Hukum & Kriminal

Sebar Hoax Tentang Bupati Sampang, Honorer Kemenag Berurusan Dengan Polisi

Sampang (beritajatim.com) – Untuk memerangi berita bohong atau hoax, Bupati Sampang H.Slamet Junaidi sepertinya tidak main-main. Terbukti baru-baru ini, satu orang penyebar hoax melalui facebook yang diketahui sebagai tenaga honorer di salah satu madarasyh di bawah Kementrian Agama (Kemenag) wilayah Kecamatan Robatal, dipolisikan.
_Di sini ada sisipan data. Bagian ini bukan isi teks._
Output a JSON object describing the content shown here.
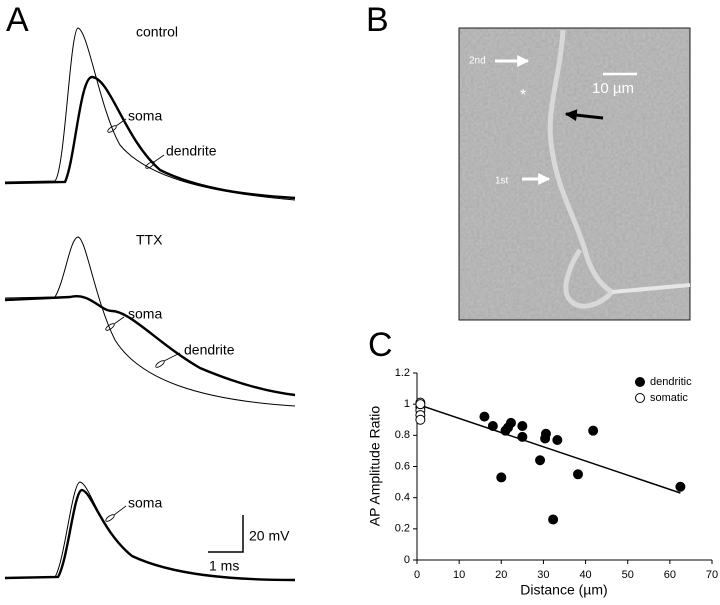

Hal itu, disampaikan Bupati Sampang saat memberikan sambutan dalam acara Pers Gathering di pendopo Sampang, Selasa (26/3/2019) malam. “Jabatan Bupati merupakan jabatan politik dan boleh saja memiliki afiliasi politik pada salah satu calon, kalau ASN itu harus netral, namun yang parah ada tuduhan hoax satu akun di media sosial yang menuduh Bupati mengkondisikan kepala desa untuk pemenangan calon presiden tertentu, saya sebagai Bupati Sampang sangat dirugikan dan saat ini pemilik akun tersebut sudah diproses secara hukum di Kepolisian Polres Sampang,” kata Bupati Sampang, yang akrab disapa H.Idi atau Ba Idi.

Lebih lanjut Bupati Sampang menceritakan, setelah ditelusuri aparat kepolisian pemilik akun itu ternyata tenaga honorer di salah satu Madrasah di Kecamatan Robatal, Kabupaten Sampang. “Saat pemilik akun dipanggil polisi nangis-nangis ke saya, karena berita hoax tersebut sudah menyebar kemana-mana, tetap proses hukum sesuai aturan yang berlaku,” imbuhnya.

Terpisah, Kasubbag Humas Polres Sampang, Ipda Eko Puji Waluyo belum bisa memberikan informasi apapun terkait penanganan kasus tersebut, karena masih menunggu instruksi pimpinan untuk memberikan pernyataan resmi. “Saat ini pimpinan ada agenda rapat di Polda Jatim,” ujarnya.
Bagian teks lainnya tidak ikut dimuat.